In fields of social and environmental justice, and its corresponding world of growing non-profit work, many attempts are made toward health through prescription alone. It is present when the goal of the thing becomes more important than the process itself. Bizzarely, no matter how much we desire, hope for, or crave the outcome, it is the intention of the process that must fuel the vehicle – not prescription of the outcome. As Paul Hawken says, “[altruism] is a reminder that constructive changes in human affairs rise from intention, not coercion.”
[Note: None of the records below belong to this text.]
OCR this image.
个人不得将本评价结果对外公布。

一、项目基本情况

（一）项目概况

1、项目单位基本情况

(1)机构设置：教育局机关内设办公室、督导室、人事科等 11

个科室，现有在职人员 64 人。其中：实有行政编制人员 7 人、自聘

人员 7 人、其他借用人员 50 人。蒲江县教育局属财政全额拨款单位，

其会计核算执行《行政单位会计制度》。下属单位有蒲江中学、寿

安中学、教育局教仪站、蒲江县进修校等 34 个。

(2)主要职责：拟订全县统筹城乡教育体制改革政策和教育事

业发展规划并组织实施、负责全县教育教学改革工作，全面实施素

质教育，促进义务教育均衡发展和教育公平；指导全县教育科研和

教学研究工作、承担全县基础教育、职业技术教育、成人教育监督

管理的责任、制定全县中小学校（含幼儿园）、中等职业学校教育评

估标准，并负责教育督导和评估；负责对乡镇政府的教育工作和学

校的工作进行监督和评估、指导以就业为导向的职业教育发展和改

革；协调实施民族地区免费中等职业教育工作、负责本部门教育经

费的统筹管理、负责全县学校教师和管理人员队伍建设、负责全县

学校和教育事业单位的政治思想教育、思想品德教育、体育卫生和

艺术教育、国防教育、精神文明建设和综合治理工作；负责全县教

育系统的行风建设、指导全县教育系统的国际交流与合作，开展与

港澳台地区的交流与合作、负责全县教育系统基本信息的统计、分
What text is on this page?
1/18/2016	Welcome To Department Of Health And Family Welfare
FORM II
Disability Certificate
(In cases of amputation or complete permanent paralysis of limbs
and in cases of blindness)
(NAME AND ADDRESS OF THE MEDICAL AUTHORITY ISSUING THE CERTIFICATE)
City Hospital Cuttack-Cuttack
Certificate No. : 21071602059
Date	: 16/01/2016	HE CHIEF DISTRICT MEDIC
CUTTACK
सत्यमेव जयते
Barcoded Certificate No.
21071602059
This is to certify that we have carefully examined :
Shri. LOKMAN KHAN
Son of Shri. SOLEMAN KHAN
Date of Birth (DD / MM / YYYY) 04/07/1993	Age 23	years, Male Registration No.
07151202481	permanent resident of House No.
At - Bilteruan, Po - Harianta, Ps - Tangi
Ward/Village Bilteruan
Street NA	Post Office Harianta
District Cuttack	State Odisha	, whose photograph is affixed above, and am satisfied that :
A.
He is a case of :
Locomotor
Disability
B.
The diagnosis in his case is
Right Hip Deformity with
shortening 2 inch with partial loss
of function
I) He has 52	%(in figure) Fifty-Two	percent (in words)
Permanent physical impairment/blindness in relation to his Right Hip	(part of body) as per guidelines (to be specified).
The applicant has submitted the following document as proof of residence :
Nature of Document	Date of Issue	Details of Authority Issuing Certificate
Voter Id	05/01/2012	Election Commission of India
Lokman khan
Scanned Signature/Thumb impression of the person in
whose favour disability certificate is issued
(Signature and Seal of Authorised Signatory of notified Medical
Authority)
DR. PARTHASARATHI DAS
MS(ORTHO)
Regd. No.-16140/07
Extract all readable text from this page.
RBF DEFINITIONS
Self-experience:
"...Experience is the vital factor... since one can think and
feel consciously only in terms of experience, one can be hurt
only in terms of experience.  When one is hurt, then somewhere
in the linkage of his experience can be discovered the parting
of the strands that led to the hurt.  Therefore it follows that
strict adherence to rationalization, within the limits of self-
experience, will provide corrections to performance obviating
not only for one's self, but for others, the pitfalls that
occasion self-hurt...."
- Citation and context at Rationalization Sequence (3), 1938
If not prescription however, the necessary movement forward relies on our capacity to surrender. Intention is full of surrender, and the problem with this is that surrender is stupid. Surrender does not deny the problems, nor does it necessarily understand or even know the solutions. Surrender accepts the imperfections, and embraces them in all of their messiness. But surrender is terrifying.
Surrender is uncertainty.
Surrender is vulnerability.
Surrender means we own that we don’t have all the answers.
Surrender demands that we sometimes rest what we “know for absolute certainty” and trust the intention, the belief. While we know that many social movements in human history – establishment of unions, anti-apartheid in South Africa, civil rights, abolishment of slavery, womens’ rights – are a beautiful, honest and accurate embodiment of where we are moving towards as a species – what was necessary for their rooting and development was not prescription, or a specific determination, but rather an intention. A hope, a direction. Describing his approach to activism in the 1960’s, civil rights leader and Congressman John Lewis says it this way:
“But later I discovered, I guess, that you have to have this sense of faith that what you're moving toward is already done. It's already happened… If you visualize it, if you can even have faith that it's there, for you it is already there. And during the early days of the movement, I believed that the only true and real integration for that sense of the beloved community existed within the movement itself.”
What is more important than any other principle in any of our individual and corporate paradigm toward issues of justice is not our prescription, but rather our capacity to embrace that we are already there – even if we aren’t. The intention that surrounds our acceptance of our present realities begins as an invitation. We are invited to hold the paradox between what is – point A, and what is – intention toward point B. Surrender at point A is an invitation, it is not a demand. As the revolutionary Che Gueverra said, “Let me say, with the risk of appearing ridiculous, that the true revolutionary is guided by strong feelings of love. It is impossible to think of an authentic revolutionary without this quality.” Regardless of the facts, the data, and the totality of beginning, our only path forward is with an intention of love.
This Holiday season, in the face of global and local hell of all sorts - rather than focus on prescriptions of what should be, may we all begin to live with intention, and through that intent, co-cultivate a world together that already sings the beauty that exists in the midst of its absence. May we set our intentions toward love, hope, and honesty even when the noise of chaos, pain, and suffering is deafening. May we pursue love and vulnerability in ourselves, our families, and our communities.